Subgroups of $U(d)$ Induce Natural RNN and Transformer Architectures

TL;DR

This paper introduces a unified framework for sequence models like RNNs and Transformers based on subgroups of U(d), enabling flexible architectures and demonstrating improved performance with orthogonal-state models on standard benchmarks.

Contribution

It develops a minimal axiomatic approach to derive RNN and Transformer architectures from subgroup choices, providing a versatile template for designing sequence models.

Findings

Orthogonal-state RNNs and Transformers perform well on Tiny Shakespeare and Penn Treebank.

A linear-mixing extension in tangent space enhances performance across subgroup choices.

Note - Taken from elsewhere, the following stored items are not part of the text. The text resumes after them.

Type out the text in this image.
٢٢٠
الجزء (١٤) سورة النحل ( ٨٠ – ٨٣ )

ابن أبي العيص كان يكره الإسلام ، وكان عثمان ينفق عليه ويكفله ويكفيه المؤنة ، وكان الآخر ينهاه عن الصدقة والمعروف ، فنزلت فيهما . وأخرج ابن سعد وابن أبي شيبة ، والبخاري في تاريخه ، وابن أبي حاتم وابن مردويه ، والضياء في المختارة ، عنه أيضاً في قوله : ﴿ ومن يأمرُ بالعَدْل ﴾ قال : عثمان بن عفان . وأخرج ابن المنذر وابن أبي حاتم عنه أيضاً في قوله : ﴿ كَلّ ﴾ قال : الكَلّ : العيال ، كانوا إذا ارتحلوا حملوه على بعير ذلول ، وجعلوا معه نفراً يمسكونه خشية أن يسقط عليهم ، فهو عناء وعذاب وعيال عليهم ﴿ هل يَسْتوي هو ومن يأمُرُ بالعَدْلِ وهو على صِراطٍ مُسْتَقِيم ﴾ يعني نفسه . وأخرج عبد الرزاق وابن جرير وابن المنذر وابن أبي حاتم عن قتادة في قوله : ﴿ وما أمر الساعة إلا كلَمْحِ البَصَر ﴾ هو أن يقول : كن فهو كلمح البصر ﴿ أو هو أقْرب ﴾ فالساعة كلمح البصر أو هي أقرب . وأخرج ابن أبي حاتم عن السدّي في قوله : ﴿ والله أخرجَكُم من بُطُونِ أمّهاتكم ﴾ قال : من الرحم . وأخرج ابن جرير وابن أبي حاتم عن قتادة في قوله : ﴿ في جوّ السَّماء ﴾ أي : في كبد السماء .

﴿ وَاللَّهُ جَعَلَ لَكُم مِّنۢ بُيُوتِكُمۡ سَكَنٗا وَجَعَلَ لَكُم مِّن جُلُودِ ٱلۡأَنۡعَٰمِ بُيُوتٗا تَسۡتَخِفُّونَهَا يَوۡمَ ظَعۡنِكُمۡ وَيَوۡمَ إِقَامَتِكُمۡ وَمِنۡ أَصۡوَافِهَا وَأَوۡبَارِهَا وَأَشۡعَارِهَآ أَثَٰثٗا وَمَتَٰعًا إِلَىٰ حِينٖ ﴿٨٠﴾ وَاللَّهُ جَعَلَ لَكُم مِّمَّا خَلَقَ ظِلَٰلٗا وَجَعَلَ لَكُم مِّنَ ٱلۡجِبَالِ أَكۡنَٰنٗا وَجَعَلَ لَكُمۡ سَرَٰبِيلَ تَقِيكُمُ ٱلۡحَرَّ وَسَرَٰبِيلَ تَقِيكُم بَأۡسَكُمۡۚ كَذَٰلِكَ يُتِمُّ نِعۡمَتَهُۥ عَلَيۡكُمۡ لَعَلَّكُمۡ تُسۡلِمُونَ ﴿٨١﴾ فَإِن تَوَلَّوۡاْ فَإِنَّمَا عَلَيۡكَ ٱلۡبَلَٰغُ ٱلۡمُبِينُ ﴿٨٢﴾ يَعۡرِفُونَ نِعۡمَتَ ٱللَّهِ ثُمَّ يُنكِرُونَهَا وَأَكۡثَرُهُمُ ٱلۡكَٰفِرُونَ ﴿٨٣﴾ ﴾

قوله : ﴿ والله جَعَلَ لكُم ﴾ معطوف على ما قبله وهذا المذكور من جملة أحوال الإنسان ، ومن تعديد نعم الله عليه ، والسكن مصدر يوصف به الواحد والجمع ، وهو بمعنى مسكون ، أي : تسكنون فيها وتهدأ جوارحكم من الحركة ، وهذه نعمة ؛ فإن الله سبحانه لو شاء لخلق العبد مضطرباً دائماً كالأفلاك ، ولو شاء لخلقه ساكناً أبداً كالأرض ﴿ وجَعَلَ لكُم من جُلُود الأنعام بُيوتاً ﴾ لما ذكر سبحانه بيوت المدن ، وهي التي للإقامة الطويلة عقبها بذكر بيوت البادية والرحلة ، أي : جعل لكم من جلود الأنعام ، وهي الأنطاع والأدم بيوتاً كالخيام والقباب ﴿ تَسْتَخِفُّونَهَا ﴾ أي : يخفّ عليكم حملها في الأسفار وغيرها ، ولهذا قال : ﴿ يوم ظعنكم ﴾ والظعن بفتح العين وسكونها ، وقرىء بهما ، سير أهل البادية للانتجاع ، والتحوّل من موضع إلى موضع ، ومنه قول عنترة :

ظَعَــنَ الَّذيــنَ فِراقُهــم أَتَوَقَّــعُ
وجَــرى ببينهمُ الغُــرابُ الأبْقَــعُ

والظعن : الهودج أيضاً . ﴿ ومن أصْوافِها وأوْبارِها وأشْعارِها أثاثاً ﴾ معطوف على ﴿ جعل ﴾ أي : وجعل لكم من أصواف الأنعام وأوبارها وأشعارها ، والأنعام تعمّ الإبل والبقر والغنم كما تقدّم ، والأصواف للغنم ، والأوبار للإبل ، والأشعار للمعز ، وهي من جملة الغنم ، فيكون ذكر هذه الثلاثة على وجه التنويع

The framework allows for flexible, subgroup-based sequence model design.

Abstract

This paper presents a direct framework for sequence models with hidden states on closed subgroups of U(d). We use a minimal axiomatic setup and derive recurrent and transformer templates from a shared skeleton in which subgroup choice acts as a drop-in replacement for state space, tangent projection, and update map. We then specialize to O(d) and evaluate orthogonal-state RNN and transformer models on Tiny Shakespeare and Penn Treebank under parameter-matched settings. We also report a general linear-mixing extension in tangent space, which applies across subgroup choices and improves finite-budget performance in the current O(d) experiments.